1. Zhao Y, He G, Huang W. 2021. A novel model of molnupiravir against SARS-CoV-2 replication: accumulated RNA mutations to induce error catastrophe. 1. Sig Transduct Target Ther 6:1–3.
2. Kabinger F, Stiller C, Schmitzová J, Dienemann C, Kokic G, Hillen HS, Höbartner C, Cramer P. 2021. Mechanism of molnupiravir-induced SARS-CoV-2 mutagenesis. 9. Nat Struct Mol Biol 28:740–746.

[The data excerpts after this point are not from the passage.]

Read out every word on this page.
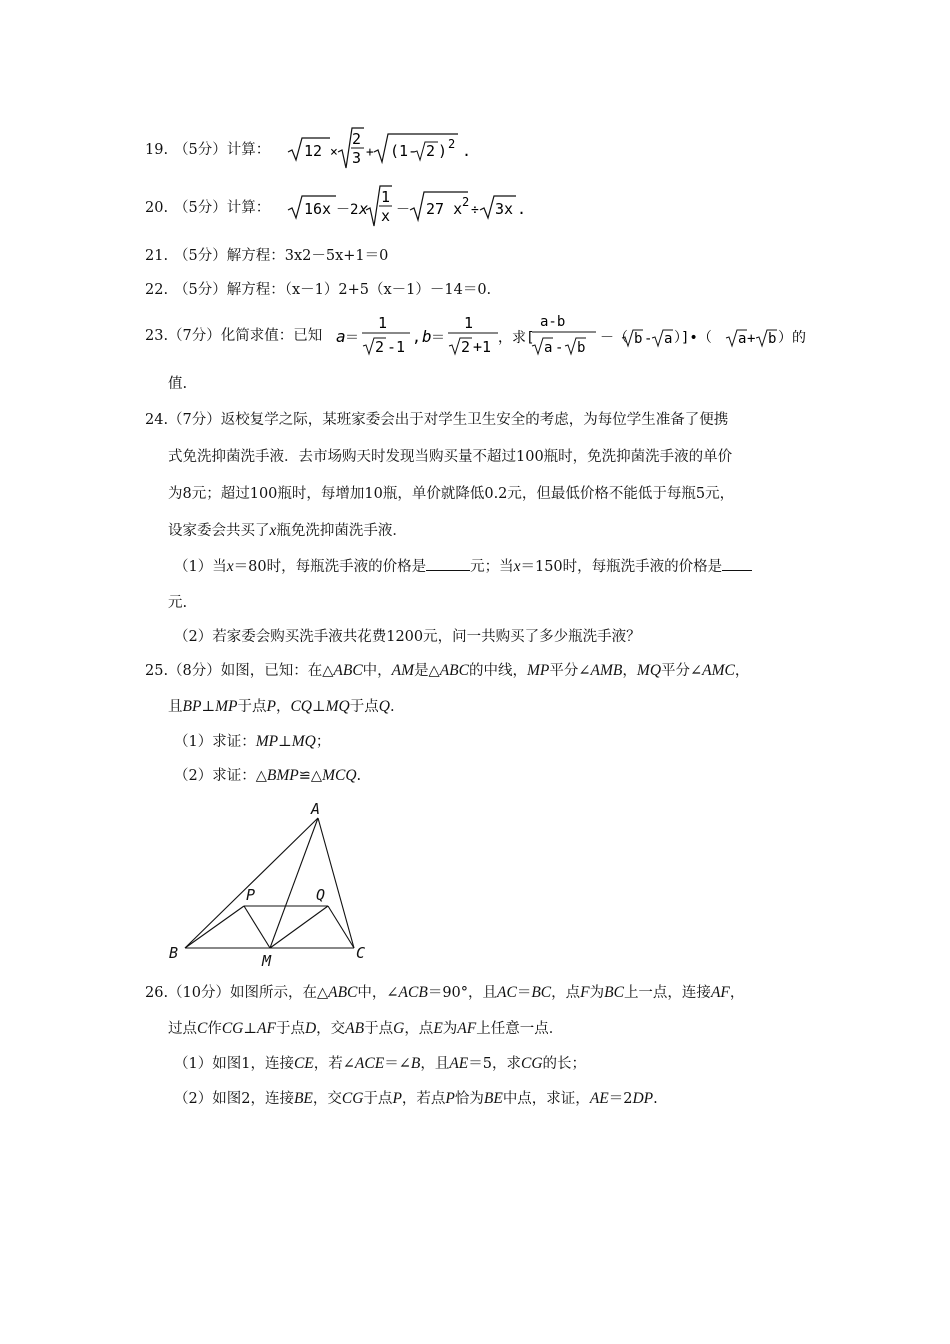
19. （5分）计算： 12 ×
2
3 + (1- 2 ) 2 .
20. （5分）计算： 16x －2 x
1
x － 27 x 2
÷ 3x .
21. （5分）解方程：3x2－5x+1＝0
22. （5分）解方程：（x－1）2+5（x－1）－14＝0.
23. （7分）化简求值：已知 a ＝
1
2 -1
, b ＝
1
2 +1 ，求[
a-b
a - b
－（ b - a ）]•（ a + b ）的
值.
24. （7分）返校复学之际，某班家委会出于对学生卫生安全的考虑，为每位学生准备了便携
式免洗抑菌洗手液．去市场购天时发现当购买量不超过100瓶时，免洗抑菌洗手液的单价
为8元；超过100瓶时，每增加10瓶，单价就降低0.2元，但最低价格不能低于每瓶5元，
设家委会共买了x瓶免洗抑菌洗手液．
（1）当x＝80时，每瓶洗手液的价格是	元；当x＝150时，每瓶洗手液的价格是
元.
（2）若家委会购买洗手液共花费1200元，问一共购买了多少瓶洗手液？
25. （8分）如图，已知：在△ABC中，AM是△ABC的中线，MP平分∠AMB，MQ平分∠AMC，
且BP⊥MP于点P，CQ⊥MQ于点Q.
（1）求证：MP⊥MQ；
（2）求证：△BMP≌△MCQ.
A
B	C
M
P	Q
26. （10分）如图所示，在△ABC中，∠ACB＝90°，且AC＝BC，点F为BC上一点，连接AF，
过点C作CG⊥AF于点D，交AB于点G，点E为AF上任意一点．
（1）如图1，连接CE，若∠ACE＝∠B，且AE＝5，求CG的长；
（2）如图2，连接BE，交CG于点P，若点P恰为BE中点，求证，AE＝2DP.
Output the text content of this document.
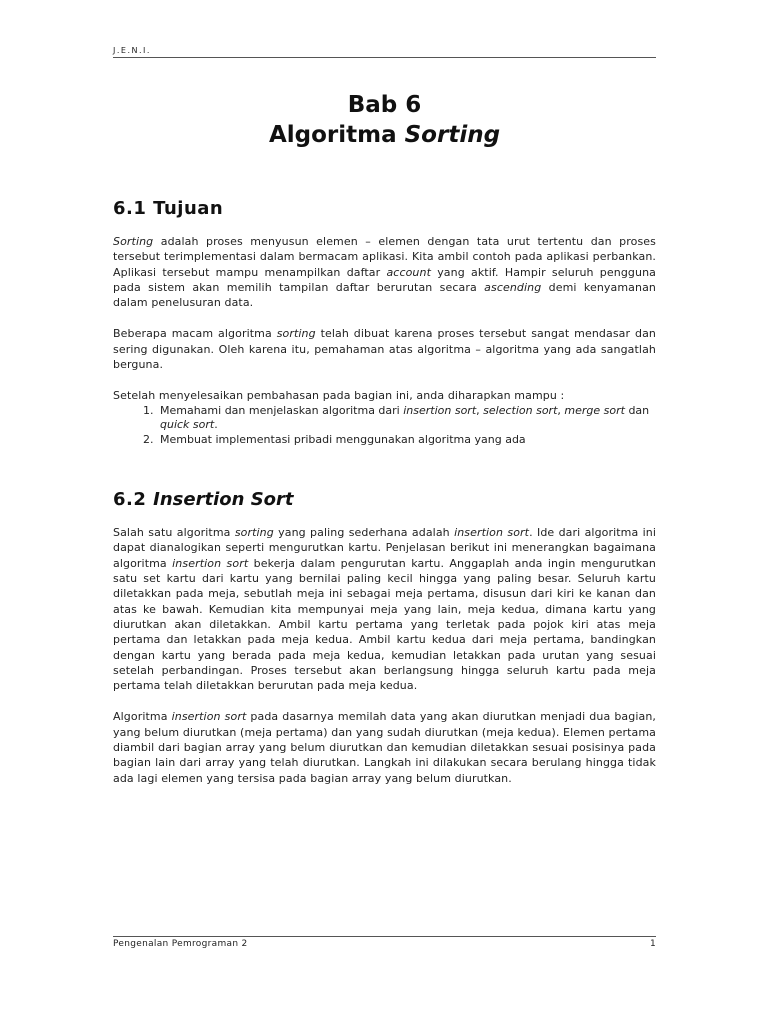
J.E.N.I.
Bab 6
Algoritma Sorting
6.1 Tujuan

Sorting adalah proses menyusun elemen – elemen dengan tata urut tertentu dan proses tersebut terimplementasi dalam bermacam aplikasi. Kita ambil contoh pada aplikasi perbankan. Aplikasi tersebut mampu menampilkan daftar account yang aktif. Hampir seluruh pengguna pada sistem akan memilih tampilan daftar berurutan secara ascending demi kenyamanan dalam penelusuran data.

Beberapa macam algoritma sorting telah dibuat karena proses tersebut sangat mendasar dan sering digunakan. Oleh karena itu, pemahaman atas algoritma – algoritma yang ada sangatlah berguna.

Setelah menyelesaikan pembahasan pada bagian ini, anda diharapkan mampu :

1. Memahami dan menjelaskan algoritma dari insertion sort, selection sort, merge sort dan quick sort.
2. Membuat implementasi pribadi menggunakan algoritma yang ada
6.2 Insertion Sort

Salah satu algoritma sorting yang paling sederhana adalah insertion sort. Ide dari algoritma ini dapat dianalogikan seperti mengurutkan kartu. Penjelasan berikut ini menerangkan bagaimana algoritma insertion sort bekerja dalam pengurutan kartu. Anggaplah anda ingin mengurutkan satu set kartu dari kartu yang bernilai paling kecil hingga yang paling besar. Seluruh kartu diletakkan pada meja, sebutlah meja ini sebagai meja pertama, disusun dari kiri ke kanan dan atas ke bawah. Kemudian kita mempunyai meja yang lain, meja kedua, dimana kartu yang diurutkan akan diletakkan. Ambil kartu pertama yang terletak pada pojok kiri atas meja pertama dan letakkan pada meja kedua. Ambil kartu kedua dari meja pertama, bandingkan dengan kartu yang berada pada meja kedua, kemudian letakkan pada urutan yang sesuai setelah perbandingan. Proses tersebut akan berlangsung hingga seluruh kartu pada meja pertama telah diletakkan berurutan pada meja kedua.

Algoritma insertion sort pada dasarnya memilah data yang akan diurutkan menjadi dua bagian, yang belum diurutkan (meja pertama) dan yang sudah diurutkan (meja kedua). Elemen pertama diambil dari bagian array yang belum diurutkan dan kemudian diletakkan sesuai posisinya pada bagian lain dari array yang telah diurutkan. Langkah ini dilakukan secara berulang hingga tidak ada lagi elemen yang tersisa pada bagian array yang belum diurutkan.

Pengenalan Pemrograman 2	1
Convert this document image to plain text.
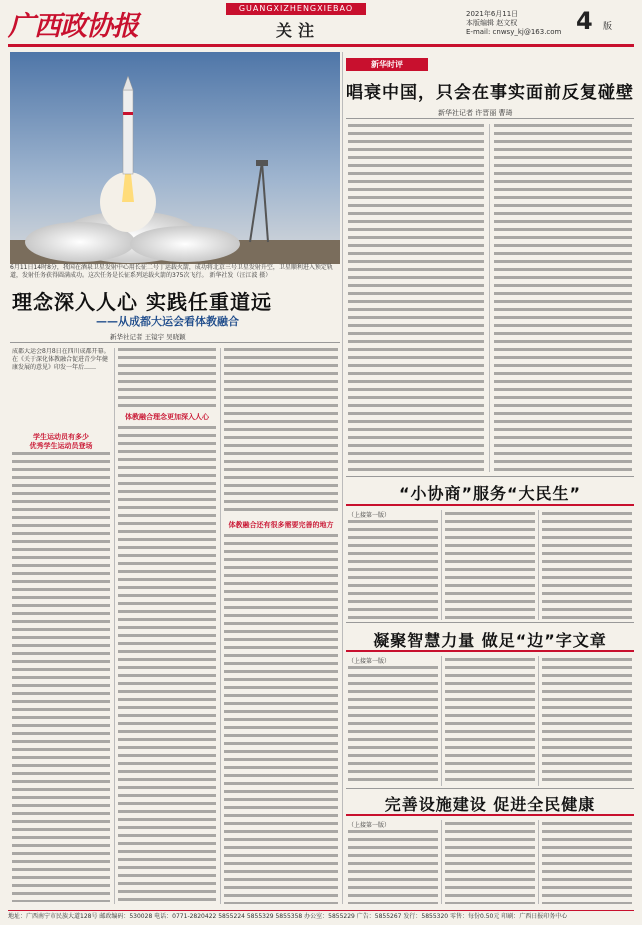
广西政协报
GUANGXIZHENGXIEBAO
关注
2021年6月11日
本版编辑 赵文权
E-mail: cnwsy_kj@163.com 4 版
6月11日14时8分，我国在酒泉卫星发射中心用长征二号丁运载火箭，成功将北京三号卫星发射升空，卫星顺利进入预定轨道，发射任务获得圆满成功。这次任务是长征系列运载火箭的375次飞行。 新华社发（汪江波 摄）
理念深入人心 实践任重道远
——从成都大运会看体教融合
新华社记者 王镜宇 吴晓颖
成都大运会8月8日在四川成都开幕。在《关于深化体教融合促进青少年健康发展的意见》印发一年后……
学生运动员有多少
优秀学生运动员登场
体教融合理念更加深入人心
体教融合还有很多需要完善的地方
新华时评
唱衰中国，只会在事实面前反复碰壁
新华社记者 许晋丽 曹琦
“小协商”服务“大民生”
（上接第一版）
凝聚智慧力量 做足“边”字文章
（上接第一版）
完善设施建设 促进全民健康
（上接第一版）
地址：广西南宁市民族大道128号 邮政编码：530028 电话：0771-2820422 5855224 5855329 5855358 办公室：5855229 广告：5855267 发行：5855320 零售：每份0.50元 印刷：广西日报印务中心
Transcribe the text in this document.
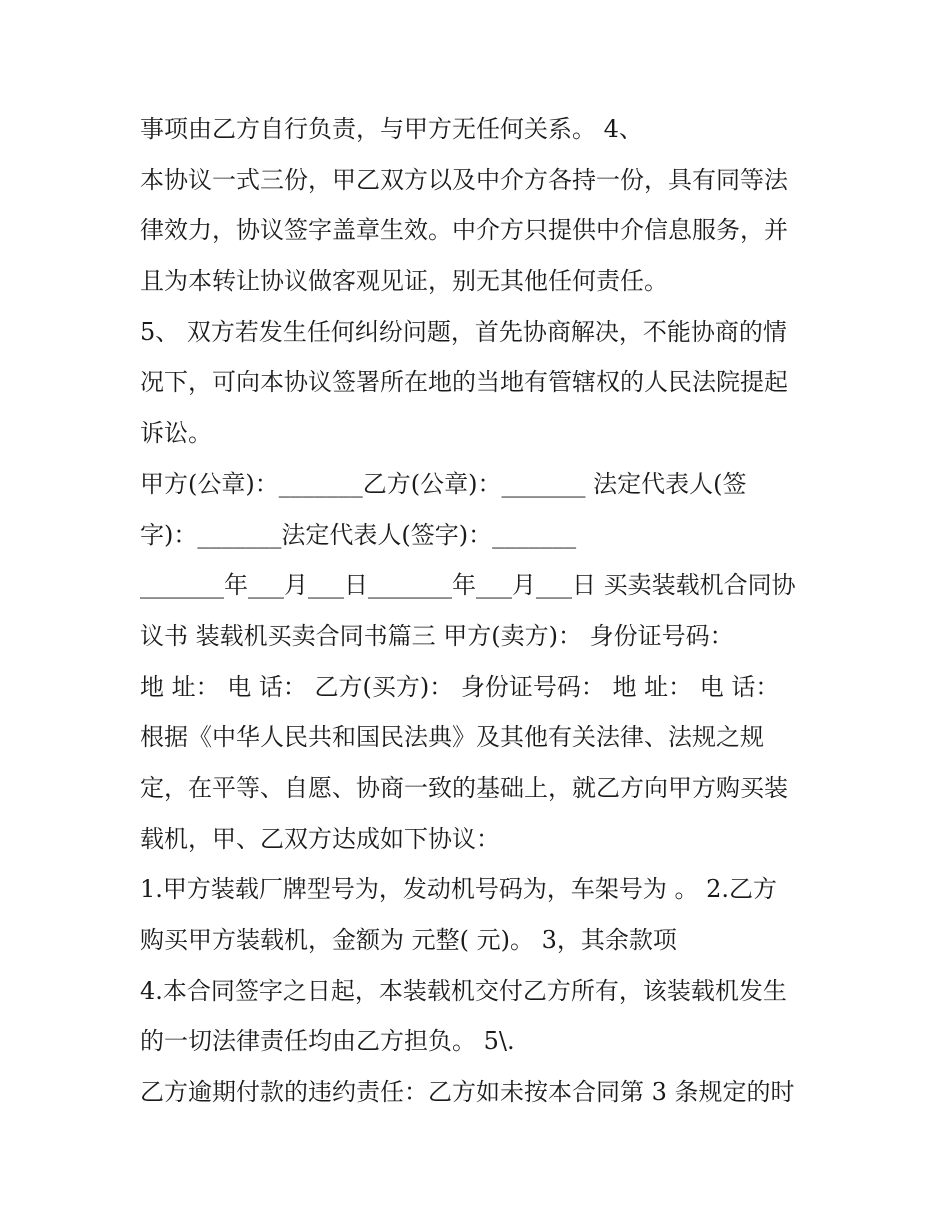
事项由乙方自行负责，与甲方无任何关系。 4、
本协议一式三份，甲乙双方以及中介方各持一份，具有同等法
律效力，协议签字盖章生效。中介方只提供中介信息服务，并
且为本转让协议做客观见证，别无其他任何责任。
5、 双方若发生任何纠纷问题，首先协商解决，不能协商的情
况下，可向本协议签署所在地的当地有管辖权的人民法院提起
诉讼。
甲方(公章)：_______乙方(公章)：_______ 法定代表人(签
字)：_______法定代表人(签字)：_______
_______年___月___日_______年___月___日 买卖装载机合同协
议书 装载机买卖合同书篇三 甲方(卖方)： 身份证号码：
地 址： 电 话： 乙方(买方)： 身份证号码： 地 址： 电 话：
根据《中华人民共和国民法典》及其他有关法律、法规之规
定，在平等、自愿、协商一致的基础上，就乙方向甲方购买装
载机，甲、乙双方达成如下协议：
1.甲方装载厂牌型号为，发动机号码为，车架号为 。 2.乙方
购买甲方装载机，金额为 元整( 元)。 3，其余款项
4.本合同签字之日起，本装载机交付乙方所有，该装载机发生
的一切法律责任均由乙方担负。 5\.
乙方逾期付款的违约责任：乙方如未按本合同第 3 条规定的时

3. Sheahan TP, Sims AC, Zhou S, Graham RL, Pruijssers AJ, Agostini ML, Leist SR, Schäfer A, Dinnon KH, Stevens LJ, Chappell JD, Lu X, Hughes TM, George AS, Hill CS, Montgomery SA, Brown AJ, Bluemling GR, Natchus MG, Saindane M, Kolykhalov AA, Painter G, Harcourt J, Tamin A, Thornburg NJ, Swanstrom R, Denison MR, Baric RS. 2020. An orally bioavailable broad-spectrum antiviral inhibits SARS-CoV-2 in human airway epithelial cell cultures and multiple coronaviruses in mice. Science Translational Medicine 12:eabb5883.